Consider the following "hard saying" of Jesus:
Do not think that I have come to bring peace to earth; I have not come to bring peace, but a sword. For I have come to set a man against his father, and a daughter against her mother, and a daughter-in-law against her mother-in-law; and one's foes will be members of one's own household. Whoever loves father or mother more than me is not worthy of me; and whoever loves son or daughter more than me is not worthy of me; and whoever does not take up the cross and follow me is not worthy of me (Matt 10:34-39).
The difficulty of this saying lies in the fact that it contradicts so many of the stereotyped images we have in our mind about Jesus. We sing at Christmastime that he comes to bring peace on earth, goodwill towards men, but here he denies that he's come to bring peace! Rather than turning the hearts of parents towards their children and vice versa, as we read (Mal 4:6; Luke 1:17), he seems here to be saying that the exact opposite will happen: families will be split in half because of him, and his followers will find themselves at odds with their parents and children and family members. And it seems to contradict our implicit understanding of the commandment to honor our father and mother -- here he says that if we love father and mother more than we love him, we are not worthy of him! These are certainly hard things to understand!

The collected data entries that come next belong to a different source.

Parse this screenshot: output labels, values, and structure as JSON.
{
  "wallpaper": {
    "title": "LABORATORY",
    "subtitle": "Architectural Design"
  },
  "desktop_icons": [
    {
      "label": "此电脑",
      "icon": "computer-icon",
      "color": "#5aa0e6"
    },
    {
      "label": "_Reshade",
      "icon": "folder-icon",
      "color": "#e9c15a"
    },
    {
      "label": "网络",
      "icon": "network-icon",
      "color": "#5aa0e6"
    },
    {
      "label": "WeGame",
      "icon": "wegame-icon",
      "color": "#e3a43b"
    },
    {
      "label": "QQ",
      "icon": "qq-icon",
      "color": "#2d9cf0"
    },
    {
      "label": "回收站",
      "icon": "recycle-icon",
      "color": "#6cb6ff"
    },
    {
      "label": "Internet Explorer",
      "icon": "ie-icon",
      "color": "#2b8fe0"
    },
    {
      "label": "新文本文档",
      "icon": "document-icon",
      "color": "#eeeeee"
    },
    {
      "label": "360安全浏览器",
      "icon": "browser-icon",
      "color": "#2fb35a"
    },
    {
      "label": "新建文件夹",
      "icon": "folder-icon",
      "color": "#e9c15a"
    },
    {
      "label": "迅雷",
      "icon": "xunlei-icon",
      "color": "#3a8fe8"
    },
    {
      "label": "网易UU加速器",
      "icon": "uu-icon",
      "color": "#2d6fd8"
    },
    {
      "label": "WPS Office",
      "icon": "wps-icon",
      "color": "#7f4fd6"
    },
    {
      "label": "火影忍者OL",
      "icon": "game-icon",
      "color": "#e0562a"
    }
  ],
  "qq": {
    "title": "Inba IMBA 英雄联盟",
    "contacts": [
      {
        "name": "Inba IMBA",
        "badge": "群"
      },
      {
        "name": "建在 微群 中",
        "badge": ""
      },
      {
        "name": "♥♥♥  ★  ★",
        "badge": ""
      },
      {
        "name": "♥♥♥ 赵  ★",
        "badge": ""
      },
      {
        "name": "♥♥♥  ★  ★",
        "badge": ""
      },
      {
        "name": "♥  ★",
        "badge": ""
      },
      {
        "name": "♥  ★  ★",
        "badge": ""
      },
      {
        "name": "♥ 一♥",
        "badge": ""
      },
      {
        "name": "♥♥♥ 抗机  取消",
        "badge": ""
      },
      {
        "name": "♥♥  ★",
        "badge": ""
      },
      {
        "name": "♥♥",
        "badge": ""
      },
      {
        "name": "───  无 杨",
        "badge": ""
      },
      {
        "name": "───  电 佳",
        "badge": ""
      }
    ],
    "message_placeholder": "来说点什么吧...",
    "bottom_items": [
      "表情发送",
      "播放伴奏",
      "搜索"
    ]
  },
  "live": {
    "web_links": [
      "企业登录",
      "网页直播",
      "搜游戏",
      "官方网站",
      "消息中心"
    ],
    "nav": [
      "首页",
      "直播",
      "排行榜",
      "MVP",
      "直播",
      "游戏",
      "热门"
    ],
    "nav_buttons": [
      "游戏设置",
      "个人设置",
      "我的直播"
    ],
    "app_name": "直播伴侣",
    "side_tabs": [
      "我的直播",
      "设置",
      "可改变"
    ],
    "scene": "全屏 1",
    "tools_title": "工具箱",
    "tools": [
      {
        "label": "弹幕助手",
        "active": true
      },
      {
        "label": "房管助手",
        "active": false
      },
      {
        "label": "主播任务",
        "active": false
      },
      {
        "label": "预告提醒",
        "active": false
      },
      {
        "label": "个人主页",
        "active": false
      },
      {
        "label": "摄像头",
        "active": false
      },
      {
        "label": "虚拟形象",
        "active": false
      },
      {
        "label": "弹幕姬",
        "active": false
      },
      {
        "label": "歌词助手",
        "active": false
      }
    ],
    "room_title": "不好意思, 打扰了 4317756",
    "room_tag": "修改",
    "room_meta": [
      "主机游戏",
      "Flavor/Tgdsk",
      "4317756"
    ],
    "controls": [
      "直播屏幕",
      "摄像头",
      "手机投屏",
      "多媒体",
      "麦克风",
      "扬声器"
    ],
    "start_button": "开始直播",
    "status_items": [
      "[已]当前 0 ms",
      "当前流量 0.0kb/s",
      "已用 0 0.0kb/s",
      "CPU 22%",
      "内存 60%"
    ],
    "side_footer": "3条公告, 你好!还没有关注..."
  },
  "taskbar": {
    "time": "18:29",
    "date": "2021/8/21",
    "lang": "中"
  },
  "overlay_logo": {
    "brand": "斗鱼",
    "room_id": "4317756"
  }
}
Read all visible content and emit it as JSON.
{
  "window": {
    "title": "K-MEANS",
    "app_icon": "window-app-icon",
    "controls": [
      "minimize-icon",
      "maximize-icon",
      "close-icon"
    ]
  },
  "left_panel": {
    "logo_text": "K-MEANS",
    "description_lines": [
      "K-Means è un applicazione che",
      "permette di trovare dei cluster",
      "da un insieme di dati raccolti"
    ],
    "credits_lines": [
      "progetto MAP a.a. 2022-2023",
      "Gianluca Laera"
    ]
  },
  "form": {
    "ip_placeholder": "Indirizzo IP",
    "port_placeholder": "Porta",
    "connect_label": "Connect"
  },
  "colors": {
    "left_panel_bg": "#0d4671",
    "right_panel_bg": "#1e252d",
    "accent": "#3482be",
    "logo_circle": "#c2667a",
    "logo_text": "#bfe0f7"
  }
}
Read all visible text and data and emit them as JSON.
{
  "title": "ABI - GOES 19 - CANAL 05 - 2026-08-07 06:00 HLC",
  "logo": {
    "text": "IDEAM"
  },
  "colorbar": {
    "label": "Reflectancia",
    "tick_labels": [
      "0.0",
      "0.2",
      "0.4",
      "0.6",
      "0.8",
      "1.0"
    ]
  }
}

It seems to me that the truth of the matter is this: Jesus' arrival on the scene of this world calls for a fundamental choice on the part of everyone he confronts. His central message is this: The time is fulfilled, and the kingdom of God has come near; repent and believe in the good news! (Mark 1.15) This is a message which only permits two options: total faith and self-offering, or else indifference or opposition, which in the end amount to the same thing. Hence Jesus says: Whoever is not with me is against me, and whoever does not gather with me scatters (Matt 12:30). Either you are with him or you are against him, whether this "against" is expressed through indifference or active, intentional opposition. All things meet at Jesus at a crossroads, at the end of the day, and this fundamental choice between obedience to Jesus or not defines our total destiny.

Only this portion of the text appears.